A tensão no set de filmagem pode ter determinado, por exemplo, a densidade de uma obra como “As Lágrimas Amargas de Petra Von Kant” (1972), rodado em apenas duas semanas, segundo Schygulla.

“Mas, quando há exageros desse comportamento, o melhor é parar”, pondera.

Foi o que ela fez após a sua atuação no filme “Effi Briest”(1974), quando brigou com seu mestre e diretor.

Schygulla só voltou a reencontrar Fassbinder em 1978, quando atuou em “O Casamento de Maria Braun” (1979). O trabalho lhe rendeu um prêmio de melhor atuação no Festival de Berlim.

MOSTRA

A passagem da atriz por São Paulo, a convite da Mostra Internacional de Cinema, acompanha uma seleção de filmes antigos de sua carreira. No entanto, Schygulla rejeita a palavra “retrospectiva”. Prefere o termo “prospecção”, principalmente por conta da exibição de trabalhos mais recentes.

É o caso de “Alicia Bustamante” (2009), que tem exibição marcada para hoje, às 19h, na FAAP. O documentário foi feito a partir de filmagens íntimas que retratam a vida em Paris de sua companheira cubana, a atriz Alicia.

“Ela é muito criativa. Não só no trabalho. Tudo se converte em comédia quando ela fala. Queria que o público conhecesse isso”, conta Schygulla, que comprou uma câmera sem compromisso. “Filmava quando ela estava ali do lado.”
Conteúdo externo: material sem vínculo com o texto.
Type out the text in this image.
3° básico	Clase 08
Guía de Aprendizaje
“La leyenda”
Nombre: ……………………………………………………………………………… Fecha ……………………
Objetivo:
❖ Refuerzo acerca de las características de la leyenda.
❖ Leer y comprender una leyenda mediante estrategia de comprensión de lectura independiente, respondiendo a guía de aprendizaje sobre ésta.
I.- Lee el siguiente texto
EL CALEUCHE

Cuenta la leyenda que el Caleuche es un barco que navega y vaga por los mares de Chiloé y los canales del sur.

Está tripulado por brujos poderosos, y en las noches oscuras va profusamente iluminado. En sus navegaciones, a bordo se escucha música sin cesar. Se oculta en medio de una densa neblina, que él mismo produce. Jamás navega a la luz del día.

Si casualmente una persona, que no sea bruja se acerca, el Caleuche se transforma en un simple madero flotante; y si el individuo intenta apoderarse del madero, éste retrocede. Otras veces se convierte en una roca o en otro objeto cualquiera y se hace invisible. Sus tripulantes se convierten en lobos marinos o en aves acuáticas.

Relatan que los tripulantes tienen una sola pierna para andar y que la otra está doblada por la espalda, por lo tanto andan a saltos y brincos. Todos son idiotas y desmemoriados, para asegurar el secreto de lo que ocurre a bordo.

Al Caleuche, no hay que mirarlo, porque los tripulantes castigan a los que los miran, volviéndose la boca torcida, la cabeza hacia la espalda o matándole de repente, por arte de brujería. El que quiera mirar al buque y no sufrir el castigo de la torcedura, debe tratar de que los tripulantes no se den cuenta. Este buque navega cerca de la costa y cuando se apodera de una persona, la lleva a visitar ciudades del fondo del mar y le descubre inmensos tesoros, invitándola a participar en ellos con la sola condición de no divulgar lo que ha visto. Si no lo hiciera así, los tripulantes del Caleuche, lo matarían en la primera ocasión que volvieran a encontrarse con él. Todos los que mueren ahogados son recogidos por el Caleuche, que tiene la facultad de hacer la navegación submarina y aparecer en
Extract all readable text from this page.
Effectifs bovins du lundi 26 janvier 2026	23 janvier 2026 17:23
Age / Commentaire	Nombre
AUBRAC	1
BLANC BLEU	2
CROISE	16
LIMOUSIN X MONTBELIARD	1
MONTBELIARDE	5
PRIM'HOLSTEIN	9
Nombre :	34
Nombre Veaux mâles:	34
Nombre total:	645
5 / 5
Elas se conheceram em Cuba, nas filmagens de “Me Alugo para Sonhar”, série para a televisão produzida no início dos anos 1990, com direção de roteiro do moçambicano Ruy Guerra. Há quase 20 anos as duas vivem na capital francesa.

CUBA

Como Schygulla foi parar em Cuba? Essa é uma história à parte. Um ano antes, conheceu o escritor colombiano Gabriel García Márquez num café em Paris. Foi ele quem indicou o papel a ela: uma mulher estrangeira que interpretava sonhos.

Nas últimas décadas, a atriz deixou seu posto de musa da Alemanha para alçar voos  em terras estrangeiras. Paralelamente aos trabalhos de atuação, dedicou-se ao canto. Fez interpretações antológicas de Brecht e Kurt Weill ao redor do mundo. Em São Paulo, inclusive, em 2002, quando cantou ao lado de Maria Bethânia, em espetáculo dirigido por Bia Lessa.

Agora, por trás das câmeras, Schygulla se diz mais inclinada a dedicar-se a uma linguagem documental.

“A representação da vida pode me entediar também. Hoje, eu vejo as coisas muito interessantes nas histórias que as pessoas me contam. A vida real se tornou mais interessante”, revelou a atriz, diante dos olhares atentos de Giulia e de Bete.

Em um dos momentos mais emocionantes da conversa, Hanna retomou imagens de sua infância para referir-se a um sentimento de “pertencer ao mundo”. Ela nasceu em 1943 em uma região próxima da fronteira entre Polônia e Alemanha e suas primeiras memórias de infância são relacionadas à Segunda Guerra.

“A convivência com refugiados determinou muita coisa em mim”, diz. “Havia sempre a consciência de que sou como os outros, mas de que também sou outra em relação aos meus pares.”

Esse sentimento lhe permitiu interessar-se profundamente por tudo o que seja do outro. A observação permite mergulhos profundos. “Com muita curiosidade e sem nenhum medo”, ela encerra.